There are a number of federal and provincial government programs that provide would-be entrepreneurs with loans and grants (sorry, you’ll have to do that research for yourself).
CONS: Some programs require EI eligibility. Others are restricted by age, region or industry. And it can be hard to track down the many programs available across multiple departments and governments. A one-stop portal would be helpful (hint, hint).
A bank or credit union is still a good option for many startups.
CONS: Loans must be repaid, and approval can sometimes be difficult.
Put your life savings into your startup? It’s an option, but a risky one.
CONS: You lose your financial buffer, and could lose it all for good if the business fails.
Many businesses are launched with money from family or friends.
CONS: Mixing family and money can be problematic.
Starting your business with plastic doesn’t require applying for new credit.
CONS: Interest rates are high compared to a loan or line of credit.
Startups have successfully raised money through Kickstarter or Indiegogo.
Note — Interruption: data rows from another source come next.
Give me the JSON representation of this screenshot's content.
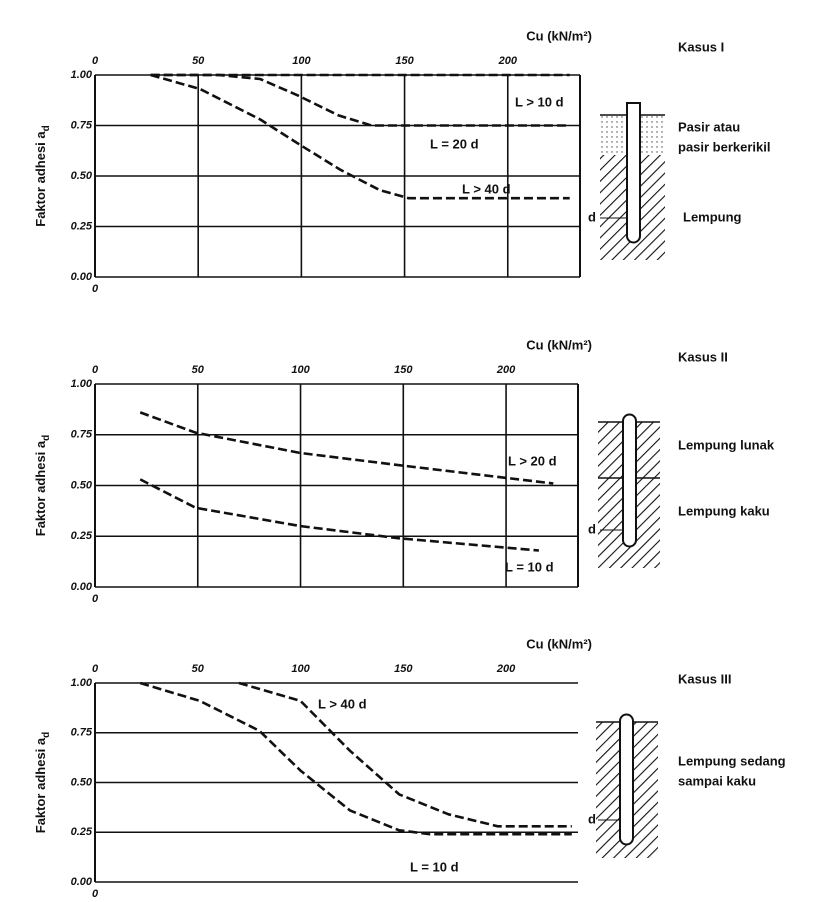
{
  "chart_data": [
    {
      "type": "line",
      "title": "Kasus I",
      "x_label": "Cu (kN/m²)",
      "y_label": [
        "Faktor adhesi a",
        "d"
      ],
      "xlim": [
        0,
        235
      ],
      "xticks": [
        0,
        50,
        100,
        150,
        200
      ],
      "ylim": [
        0,
        1
      ],
      "yticks": [
        {
          "value": 0,
          "label": "0.00"
        },
        0.25,
        {
          "value": 0.5,
          "label": "0.50"
        },
        0.75,
        {
          "value": 1,
          "label": "1.00"
        }
      ],
      "ygrid": true,
      "xgrid": true,
      "series": [
        {
          "name": "L > 10 d",
          "color": "#111111",
          "x": [
            27,
            230
          ],
          "values": [
            1,
            1
          ]
        },
        {
          "name": "L = 20 d",
          "color": "#111111",
          "x": [
            27,
            60,
            80,
            98,
            118,
            134,
            160,
            200,
            230
          ],
          "values": [
            1,
            1,
            0.98,
            0.9,
            0.8,
            0.75,
            0.75,
            0.75,
            0.75
          ]
        },
        {
          "name": "L > 40 d",
          "color": "#111111",
          "x": [
            27,
            51,
            80,
            100,
            119,
            138,
            152,
            175,
            200,
            230
          ],
          "values": [
            1,
            0.93,
            0.78,
            0.65,
            0.53,
            0.43,
            0.39,
            0.39,
            0.39,
            0.39
          ]
        }
      ],
      "soil_labels": [
        "Pasir atau",
        "pasir berkerikil",
        "Lempung"
      ],
      "diameter_label": "d"
    },
    {
      "type": "line",
      "title": "Kasus II",
      "x_label": "Cu (kN/m²)",
      "y_label": [
        "Faktor adhesi a",
        "d"
      ],
      "xlim": [
        0,
        235
      ],
      "xticks": [
        0,
        50,
        100,
        150,
        200
      ],
      "ylim": [
        0,
        1
      ],
      "yticks": [
        {
          "value": 0,
          "label": "0.00"
        },
        0.25,
        {
          "value": 0.5,
          "label": "0.50"
        },
        0.75,
        {
          "value": 1,
          "label": "1.00"
        }
      ],
      "ygrid": true,
      "xgrid": true,
      "series": [
        {
          "name": "L > 20 d",
          "color": "#111111",
          "x": [
            22,
            49,
            100,
            148,
            223
          ],
          "values": [
            0.86,
            0.76,
            0.66,
            0.6,
            0.51
          ]
        },
        {
          "name": "L = 10 d",
          "color": "#111111",
          "x": [
            22,
            49,
            100,
            148,
            216
          ],
          "values": [
            0.53,
            0.39,
            0.3,
            0.24,
            0.18
          ]
        }
      ],
      "soil_labels": [
        "Lempung lunak",
        "Lempung kaku"
      ],
      "diameter_label": "d"
    },
    {
      "type": "line",
      "title": "Kasus III",
      "x_label": "Cu (kN/m²)",
      "y_label": [
        "Faktor adhesi a",
        "d"
      ],
      "xlim": [
        0,
        235
      ],
      "xticks": [
        0,
        50,
        100,
        150,
        200
      ],
      "ylim": [
        0,
        1
      ],
      "yticks": [
        {
          "value": 0,
          "label": "0.00"
        },
        0.25,
        {
          "value": 0.5,
          "label": "0.50"
        },
        0.75,
        {
          "value": 1,
          "label": "1.00"
        }
      ],
      "ygrid": true,
      "xgrid": false,
      "series": [
        {
          "name": "L > 40 d",
          "color": "#111111",
          "x": [
            70,
            100,
            124,
            148,
            172,
            196,
            232
          ],
          "values": [
            1,
            0.91,
            0.66,
            0.44,
            0.34,
            0.28,
            0.28
          ]
        },
        {
          "name": "L = 10 d",
          "color": "#111111",
          "x": [
            22,
            51,
            80,
            100,
            124,
            148,
            163,
            232
          ],
          "values": [
            1,
            0.91,
            0.76,
            0.56,
            0.36,
            0.26,
            0.24,
            0.24
          ]
        }
      ],
      "soil_labels": [
        "Lempung sedang",
        "sampai kaku"
      ],
      "diameter_label": "d"
    }
  ]
}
CONS: You might not get the money you want, and you lose a percentage to the platform.
Some of the corporate prizes for entrepreneurs, like the $100,000 Telus Pitch contest, are hefty.
CONS: There are only a few winners for each prize—and the application process can be time-consuming (for potentially no reward).
Angel investors and VCs can be a great source for the cash needed to get a business off the ground.
CONS: A high rate of return is expected, and working with them usually means giving up equity.